Het sterke en duurzame hout van deze soort maakte het eeuwenlang een favoriet voor timmerlieden en scheepsbouwers. De onverzadigbare vraag naar eikenhout betekende dat inheemse bossen na de Middeleeuwen niet meer in staat waren voldoende te leveren. Nederland vormde het centrum van een uitgebreid handelsnetwerk dat gebieden door heel Europa verbond. Dit hout werd voor een groot deel voor de scheepsbouw gebruikt, maar werd ook weer verder verhandeld. Transport verliep hoofdzakelijk over water; via de rivieren middels vlotten en langs de kust met speciaal daarvoor ingerichte schepen.

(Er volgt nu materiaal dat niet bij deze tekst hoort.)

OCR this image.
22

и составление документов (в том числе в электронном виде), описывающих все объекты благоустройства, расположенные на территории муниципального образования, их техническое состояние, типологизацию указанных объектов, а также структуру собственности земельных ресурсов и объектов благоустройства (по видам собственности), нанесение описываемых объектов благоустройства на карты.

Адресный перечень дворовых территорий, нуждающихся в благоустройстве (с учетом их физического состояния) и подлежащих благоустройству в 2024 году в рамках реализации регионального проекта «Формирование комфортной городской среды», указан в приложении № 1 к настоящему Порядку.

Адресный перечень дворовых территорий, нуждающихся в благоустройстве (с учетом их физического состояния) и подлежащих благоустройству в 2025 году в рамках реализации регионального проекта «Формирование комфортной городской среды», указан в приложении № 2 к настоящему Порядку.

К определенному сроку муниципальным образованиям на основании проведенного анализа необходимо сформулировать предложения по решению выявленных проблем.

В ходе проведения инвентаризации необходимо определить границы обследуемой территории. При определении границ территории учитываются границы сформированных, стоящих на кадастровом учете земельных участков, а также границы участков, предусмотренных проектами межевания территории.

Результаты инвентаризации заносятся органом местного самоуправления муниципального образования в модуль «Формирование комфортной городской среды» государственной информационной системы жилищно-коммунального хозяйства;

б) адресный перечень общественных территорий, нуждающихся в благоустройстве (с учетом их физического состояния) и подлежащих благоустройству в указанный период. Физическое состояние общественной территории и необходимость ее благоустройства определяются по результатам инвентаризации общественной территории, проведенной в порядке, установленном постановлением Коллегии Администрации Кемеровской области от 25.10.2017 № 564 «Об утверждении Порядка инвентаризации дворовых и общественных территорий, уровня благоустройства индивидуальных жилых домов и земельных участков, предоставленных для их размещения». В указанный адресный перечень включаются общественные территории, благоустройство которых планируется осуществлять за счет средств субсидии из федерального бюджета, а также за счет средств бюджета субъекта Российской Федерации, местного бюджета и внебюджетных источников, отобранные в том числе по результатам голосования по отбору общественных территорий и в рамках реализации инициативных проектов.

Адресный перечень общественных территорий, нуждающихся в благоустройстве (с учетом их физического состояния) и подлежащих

Voor de dendrochronologie is eik minstens zo belangrijk. Het vormt de basis voor de millennia lange referentiecurven die een groot deel van het Holoceen bestrijken. In de dagelijkse praktijk valt het meeste onderzochte eikenhout tussen de IJzertijd en de 19e eeuw. Door deze tijdspanne treden veranderingen op in afmeting, bewerking en groeisnelheid van eikenhout. Deze veranderingen weerspiegelen demografische ontwikkelen door de eeuwen heen; als inheemse, dichte bossen plaats maken voor cultuurlandschap verdwijnen de woudreuzen en verschijnen sneller en onregelmatiger gegroeide eiken die typisch zijn voor een open cultuurlandschap. Tegelijkertijd verschijnt steeds meer geïmporteerd eikenhout en worden afmetingen kleiner naarmate bomen sneller gekapt worden en efficiënter verwerkt worden. Pas als de exportgebieden ook uitgeput raken, wordt gekeken naar goedkoper naaldhout. De eik heeft als voordeel dat deze honderden jaren oud kan worden. Daarnaast vormt de eik ieder jaar een jaarring en is deze goed te onderscheiden. Het jaarringpatroon geeft de klimatologische omstandigheden goed weer, waardoor deze soort uitstekend geschikt is voor dendrochronologisch onderzoek. Alhoewel eik vaak voorkomst is een waardering van ieder stuk eik noodzakelijk om daadwerkelijke geschikte exemplaren te identificeren.

Eikenhout dat in de bodem wordt aangetroffen heeft vaak een andere kleur dan vers eikenhout. Het kernhout wordt een paarsachtig zwart terwijl het spinthout bleek geel blijft.